"The half, the
half, it all takes place in the half. It's the countdown quality of
the half that calls forth Simon Annand's urgency as a photographer.
There is no time for the artifice and poised lighting of a Cecil Beaton
or an Angus McBean. Annand is shooting from the hip - he's the action-painter
of these performance artists."
Michael Kustow
For the past 25 years, photographer Simon Annand has been granted
unprecedented access to actors' dressing rooms during the sacrosanct
period of "the half"; the thirty minutes before curtain
up.
The result is a series of portraits that catch the moment in which
the daily self is shed and the actor slides their way into a role.
Though almost every face is familiar - from Antony Hopkins to Tilda
Swinton, all theatre's royalty is here - there is something acutely
vulnerable about these images.

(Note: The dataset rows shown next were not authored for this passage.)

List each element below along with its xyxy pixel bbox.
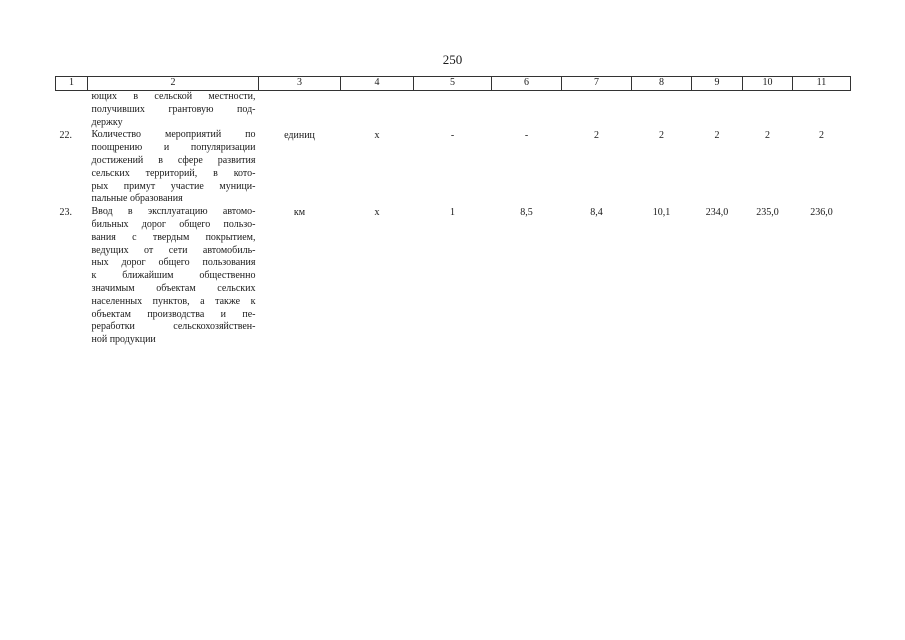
- page-number: 250: [442, 52, 463, 67]
- header-cell-10: 10: [743, 77, 793, 91]
- header-cell-9: 9: [692, 77, 743, 91]
- row-number: 22.: [59, 130, 72, 142]
- value-cell-11: 2: [819, 130, 824, 142]
- header-cell-7: 7: [562, 77, 632, 91]
- header-cell-6: 6: [492, 77, 562, 91]
- indicator-name-line: Ввод в эксплуатацию автомо-: [91, 206, 256, 218]
- value-cell-6: 8,5: [520, 207, 533, 219]
- value-cell-7: 2: [594, 130, 599, 142]
- indicator-name-line: сельских территорий, в кото-: [91, 167, 256, 179]
- indicator-name-line: достижений в сфере развития: [91, 154, 256, 166]
- indicator-name-line: к ближайшим общественно: [91, 270, 256, 282]
- indicators-table: [55, 76, 851, 347]
- indicator-name-line: ющих в сельской местности,: [91, 91, 256, 102]
- indicator-name-line: рых примут участие муници-: [91, 180, 256, 192]
- header-cell-1: 1: [56, 77, 88, 91]
- indicator-name-line: получивших грантовую под-: [91, 103, 256, 115]
- indicator-name-line: ных дорог общего пользования: [91, 257, 256, 269]
- header-cell-4: 4: [341, 77, 414, 91]
- indicator-name-line: значимым объектам сельских: [91, 282, 256, 294]
- row-number: 23.: [59, 207, 72, 219]
- indicator-name-line: держку: [91, 116, 123, 128]
- header-cell-11: 11: [793, 77, 851, 91]
- value-cell-10: 2: [765, 130, 770, 142]
- indicator-name: [88, 129, 259, 206]
- indicator-name-line: вания с твердым покрытием,: [91, 231, 256, 243]
- indicator-name-line: Количество мероприятий по: [91, 129, 256, 141]
- value-cell-8: 10,1: [652, 207, 671, 219]
- table-row: [56, 206, 851, 347]
- indicator-name-line: реработки сельскохозяйствен-: [91, 321, 256, 333]
- table-row-continuation: [56, 91, 851, 130]
- header-cell-5: 5: [414, 77, 492, 91]
- header-cell-8: 8: [632, 77, 692, 91]
- value-cell-5: -: [450, 130, 455, 142]
- indicator-name-line: пальные образования: [91, 193, 183, 205]
- table-row: [56, 129, 851, 206]
- indicator-name-line: объектам производства и пе-: [91, 308, 256, 320]
- value-cell-5: 1: [450, 207, 455, 219]
- value-cell-10: 235,0: [756, 207, 779, 219]
- value-cell-4: x: [374, 207, 380, 219]
- indicator-name-line: поощрению и популяризации: [91, 142, 256, 154]
- value-cell-8: 2: [659, 130, 664, 142]
- value-cell-9: 2: [714, 130, 720, 142]
- value-cell-4: x: [374, 130, 380, 142]
- header-cell-2: 2: [88, 77, 259, 91]
- indicator-name-line: ведущих от сети автомобиль-: [91, 244, 256, 256]
- indicator-name: [88, 91, 259, 130]
- value-cell-9: 234,0: [705, 207, 729, 219]
- value-cell-7: 8,4: [590, 207, 603, 219]
- indicator-name-line: бильных дорог общего пользо-: [91, 218, 256, 230]
- indicator-name-line: населенных пунктов, а также к: [91, 295, 256, 307]
- header-cell-3: 3: [259, 77, 341, 91]
- unit-cell: единиц: [284, 130, 315, 142]
- header-row: [56, 77, 851, 91]
- row-number: [56, 91, 88, 130]
- unit-cell: км: [293, 207, 306, 219]
- indicator-name: [88, 206, 259, 347]
- indicator-name-line: ной продукции: [91, 334, 156, 346]
- value-cell-6: -: [524, 130, 529, 142]
- value-cell-11: 236,0: [810, 207, 833, 219]
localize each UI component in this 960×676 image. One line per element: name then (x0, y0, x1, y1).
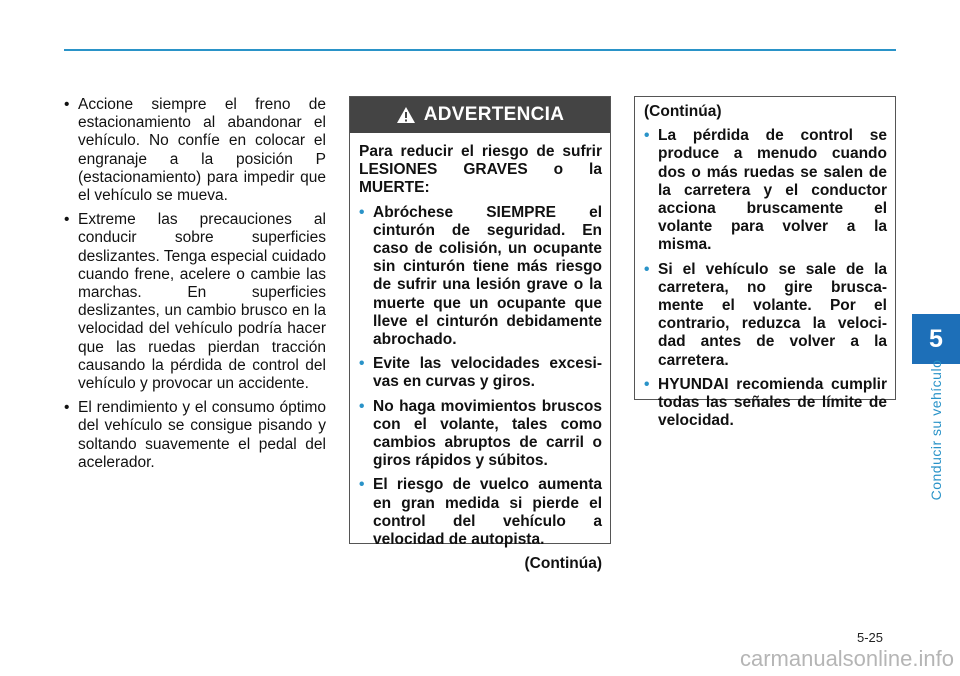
list-item: • La pérdida de control se produce a menudo cuando dos o más ruedas se salen de la carretera y el conductor acciona bruscamente el volante para volver a la misma. (644, 127, 887, 254)
list-item: • El riesgo de vuelco aumenta en gran medida si pierde el control del vehículo a velocidad de autopista. (359, 476, 602, 549)
list-item: • El rendimiento y el consumo óptimo del vehículo se consigue pisando y soltando suavemente el pedal del acelerador. (64, 399, 326, 471)
list-item: • Si el vehículo se sale de la carretera, no gire brusca-mente el volante. Por el contrario, reduzca la veloci-dad antes de volver a la carretera. (644, 260, 887, 369)
page-number: 5-25 (857, 630, 884, 645)
warning-triangle-icon (396, 106, 416, 124)
list-item: • Evite las velocidades excesi-vas en curvas y giros. (359, 355, 602, 391)
warning-title: ADVERTENCIA (423, 103, 565, 125)
watermark: carmanualsonline.info (739, 646, 954, 671)
chapter-title: Conducir su vehículo (928, 359, 944, 501)
continued-label: (Continúa) (644, 103, 722, 120)
warning-intro: Para reducir el riesgo de sufrir LESIONES GRAVES o la MUERTE: (359, 143, 602, 197)
list-item: • HYUNDAI recomienda cumplir todas las señales de límite de velocidad. (644, 375, 887, 430)
left-column (62, 96, 326, 478)
top-rule (64, 49, 896, 51)
list-item: • No haga movimientos bruscos con el volante, tales como cambios abruptos de carril o giros rápidos y súbitos. (359, 397, 602, 470)
warning-body (635, 97, 895, 438)
warning-box (349, 96, 611, 573)
warning-box-continued (634, 96, 896, 430)
warning-header (350, 97, 610, 133)
chapter-tab: 5 (912, 314, 960, 364)
warning-body (350, 133, 610, 581)
continues-label: (Continúa) (524, 555, 602, 573)
list-item: • Abróchese SIEMPRE el cinturón de seguridad. En caso de colisión, un ocupante sin cinturón tiene más riesgo de sufrir una lesión grave o la muerte que un ocupante que lleve el cinturón debidamente abrochado. (359, 203, 602, 349)
list-item: • Extreme las precauciones al conducir sobre superficies deslizantes. Tenga especial cuidado cuando frene, acelere o cambie las marchas. En superficies deslizantes, un cambio brusco en la velocidad del vehículo podría hacer que las ruedas pierdan tracción causando la pérdida de control del vehículo y provocar un accidente. (64, 211, 326, 393)
list-item: • Accione siempre el freno de estacionamiento al abandonar el vehículo. No confíe en colocar el engranaje a la posición P (estacionamiento) para impedir que el vehículo se mueva. (64, 96, 326, 205)
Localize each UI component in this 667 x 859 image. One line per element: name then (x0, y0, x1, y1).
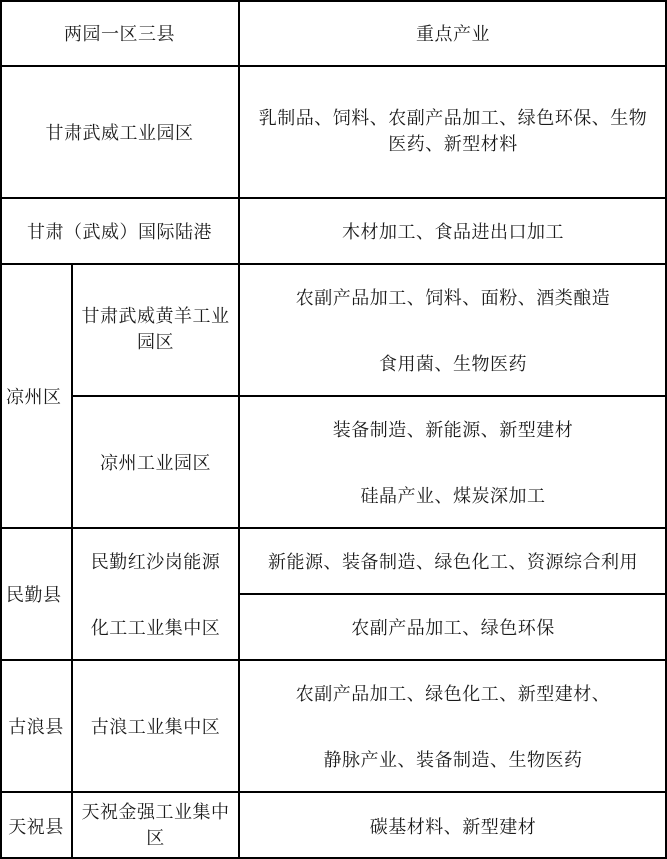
gulang-industry-a-label: 农副产品加工、绿色化工、新型建材、 (295, 684, 611, 705)
gulang-industry-b-label: 静脉产业、装备制造、生物医药 (323, 750, 583, 771)
header-industry (239, 0, 667, 66)
gulang-industry-a (239, 660, 667, 726)
minqin-industry-a-label: 新能源、装备制造、绿色化工、资源综合利用 (268, 552, 638, 573)
rule-col-county (71, 264, 73, 859)
row2-industry (239, 198, 667, 264)
tianzhu-park (72, 792, 239, 859)
rule-gulang (0, 791, 667, 793)
rule-minqin (0, 659, 667, 661)
tianzhu-industry-label: 碳基材料、新型建材 (369, 816, 537, 838)
minqin-county (0, 528, 72, 660)
border-top (0, 0, 667, 2)
minqin-park-line1-label: 民勤红沙岗能源 (90, 552, 221, 573)
rule-row2 (0, 263, 667, 265)
minqin-park-line2-label: 化工工业集中区 (90, 618, 221, 639)
header-zone (0, 0, 239, 66)
huangyang-park-line2: 园区 (137, 332, 174, 353)
huangyang-park-line1: 甘肃武威黄羊工业 (81, 306, 230, 327)
tianzhu-industry (239, 792, 667, 859)
liangzhou-industry-b (239, 462, 667, 528)
rule-row1 (0, 197, 667, 199)
minqin-industry-a (239, 528, 667, 594)
huangyang-industry-a (239, 264, 667, 330)
gulang-county (0, 660, 72, 792)
row1-industry-line2: 医药、新型材料 (388, 134, 518, 155)
huangyang-industry-a-label: 农副产品加工、饲料、面粉、酒类酿造 (295, 288, 611, 309)
huangyang-industry-b-label: 食用菌、生物医药 (379, 354, 527, 375)
row1-industry (239, 66, 667, 198)
border-left (0, 0, 2, 859)
rule-col-main (238, 0, 240, 859)
minqin-park-line2 (72, 594, 239, 660)
row1-park (0, 66, 239, 198)
liangzhou-park-label: 凉州工业园区 (100, 453, 211, 474)
minqin-park-line1 (72, 528, 239, 594)
tianzhu-park-line1: 天祝金强工业集中 (81, 801, 230, 823)
rule-header (0, 65, 667, 67)
row1-park-label: 甘肃武威工业园区 (45, 123, 194, 144)
minqin-industry-b (239, 594, 667, 660)
row1-industry-line1: 乳制品、饲料、农副产品加工、绿色环保、生物 (258, 108, 648, 129)
huangyang-industry-b (239, 330, 667, 396)
tianzhu-park-line2: 区 (146, 827, 165, 849)
huangyang-park (72, 264, 239, 396)
liangzhou-industry-a (239, 396, 667, 462)
liangzhou-industry-a-label: 装备制造、新能源、新型建材 (332, 420, 574, 441)
row2-industry-label: 木材加工、食品进出口加工 (342, 222, 564, 243)
header-zone-label: 两园一区三县 (64, 24, 175, 45)
gulang-industry-b (239, 726, 667, 792)
minqin-county-label: 民勤县 (6, 585, 62, 606)
header-industry-label: 重点产业 (416, 24, 490, 45)
liangzhou-industry-b-label: 硅晶产业、煤炭深加工 (360, 486, 546, 507)
gulang-county-label: 古浪县 (8, 717, 64, 738)
liangzhou-park (72, 396, 239, 528)
row2-park (0, 198, 239, 264)
minqin-industry-b-label: 农副产品加工、绿色环保 (351, 618, 555, 639)
liangzhou-county (0, 264, 72, 528)
tianzhu-county (0, 792, 72, 859)
row2-park-label: 甘肃（武威）国际陆港 (27, 222, 212, 243)
gulang-park (72, 660, 239, 792)
tianzhu-county-label: 天祝县 (8, 816, 64, 838)
rule-liangzhou-split (72, 395, 667, 397)
liangzhou-county-label: 凉州区 (6, 387, 62, 408)
rule-minqin-split (239, 593, 667, 595)
rule-liangzhou (0, 527, 667, 529)
gulang-park-label: 古浪工业集中区 (90, 717, 221, 738)
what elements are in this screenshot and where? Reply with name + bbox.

Annand's cast are caught in the midst
of private rituals: putting on make-up, smoking, limbering up or
staring into space.
The best portraits are the most unguarded: Billie Whitelaw in Rockaby
gazing at her cadaverous reflection in a mirror, all pancake-white
and haunted eyes; Saffron Burrows perched in a sink, her feet immersed
in water, a dampness that might be tears glazing one cheek.
As a piece of theatre history, The Half is astonishingly rich.
But its real value is to reveal the agonising, magical process of
transition an actor must undergo; to show, as William Hazlitt had
it, the 'studied madness' of becoming, daily, someone new.